Although she provides a lengthy and detailed chronicle of Adam Smith’s reception in the United States, Liu’s principal target appears to be the economics department at the University of Chicago. Her treatment of the twentieth-century development of libertarian or laissez-faire economics at Chicago begins with the Great Depression. The tremendous suffering caused by the Depression served, for some with democratic socialist sensibilities, as proof that the market could not function without regulation. As a response, the New Deal arose, as did a general appreciation for the work of John Maynard Keynes in academia. Liu argues that important early Chicago School figures like Frank Knight, Jacob Viner, Friedrich Hayek, George Stiegler, and Milton Friedman retooled Adam Smith to advance the argument that markets did not need regulation. 

Liu does acknowledge that these thinkers approached Smith from many different angles. Knight and Viner held that Smith recognized the importance of state intervention in markets. Friedrich Hayek, Henry Simons, and Aaron Director, however, largely read Smith as the apostle of the free market. The most famous Chicago School reader of Adam Smith was, of course, Milton Friedman, who argued for a Smithian free market economics coupled with “rational choice theory and strident market advocacy.” 

Liu’s tone throughout the book is scholarly and almost entirely avoids polemics. However, one can reasonably read her book as an attempt to appropriate Adam Smith for the new post-Trump American establishment. Adam Smith’s America ends with an epilogue detailing “revisionist” criticism of Adam Smith that argues for Smith as a much less free-market-oriented thinker than the Chicago School took him to be. Liu quotes historian Emma Rothschild who (controversially) has argued that Adam Smith’s notion of the “invisible hand” of the market was a “mildly ironic joke.”

In contrast, Liu and the scholars from which she draws want to present Smith as “both a moral critic and a defender of commercial society.” This passage is one of the most important in the whole book. Liu contends that this common reading is marked by “prejudices” of Smith’s twentieth-century interpreters, who allegedly are guilty of “foreshortening, attenuating, and misreading” Smith. Smith’s works, she believes, are “worth reading, contemplating, defending, and criticizing.” However, she suggests that the political right in America has hindered Smith’s ideas from flourishing in the hands of the millennial left, which, contrary to some conservative critics, is seeking to retool capitalism as opposed to abolishing it.

While many on the right refer to the dominance of Marxism or even communism during the Biden Era, the establishment left, as it did during the Obama and Clinton Eras, sees itself as presenting a kinder, gentler form of capitalism that is welcoming and inclusive toward people who have been identified as marginalized. In order to achieve this goal, certain Western figures have been completely jettisoned as too reactionary for the twenty-first century, while others, in this case, Adam Smith, are being revisited and retooled as cultural capital. 

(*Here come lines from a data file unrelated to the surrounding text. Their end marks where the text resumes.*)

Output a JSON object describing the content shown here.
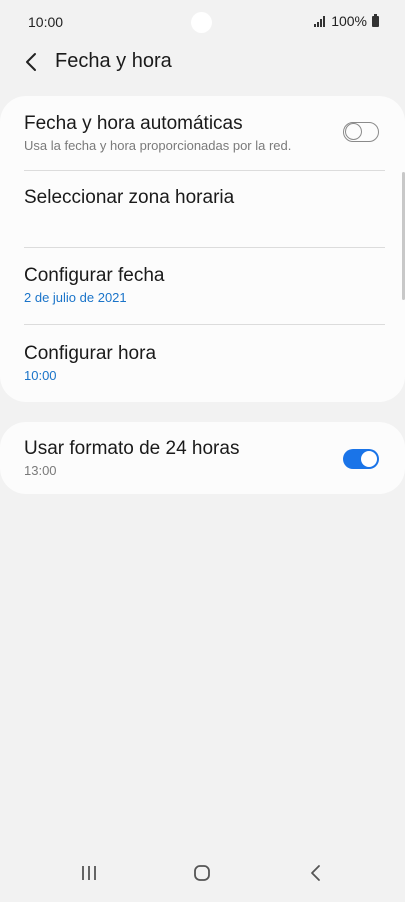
{
  "status_bar": {
    "time": "10:00",
    "battery": "100%"
  },
  "header": {
    "title": "Fecha y hora"
  },
  "settings": {
    "auto_datetime": {
      "title": "Fecha y hora automáticas",
      "subtitle": "Usa la fecha y hora proporcionadas por la red.",
      "enabled": false
    },
    "timezone": {
      "title": "Seleccionar zona horaria"
    },
    "set_date": {
      "title": "Configurar fecha",
      "value": "2 de julio de 2021"
    },
    "set_time": {
      "title": "Configurar hora",
      "value": "10:00"
    },
    "format_24h": {
      "title": "Usar formato de 24 horas",
      "subtitle": "13:00",
      "enabled": true
    }
  },
  "colors": {
    "accent": "#1a74e8",
    "value_text": "#1a74c9",
    "background": "#f2f2f2",
    "card": "#fcfcfc"
  },
  "icons": {
    "back": "chevron-left-icon",
    "signal": "signal-icon",
    "battery": "battery-icon",
    "nav_recents": "recents-icon",
    "nav_home": "home-icon",
    "nav_back": "back-icon"
  }
}
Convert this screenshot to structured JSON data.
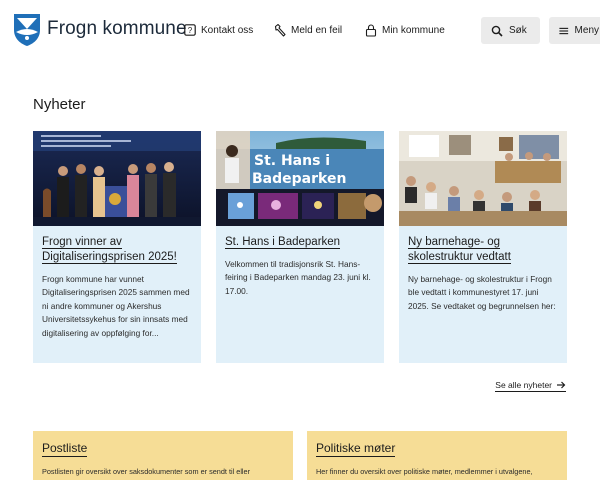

Although Adam Smith’s America is a book with ultimately left-leaning political implications, Liu provides a rich and thoughtful exploration of the history of Adam Smith and the various ways in which Americans have received and utilized Smith for their own purposes. Certainly Adam Smith—like every great world thinker—is complex and multifaceted, and his work can reasonably give rise to a variety of interpretations. Nonetheless, one of the biggest underlying questions of our time, implicit in Liu’s book, is what form of economics will propel a just and prosperous America into the third decade of the twenty-first century.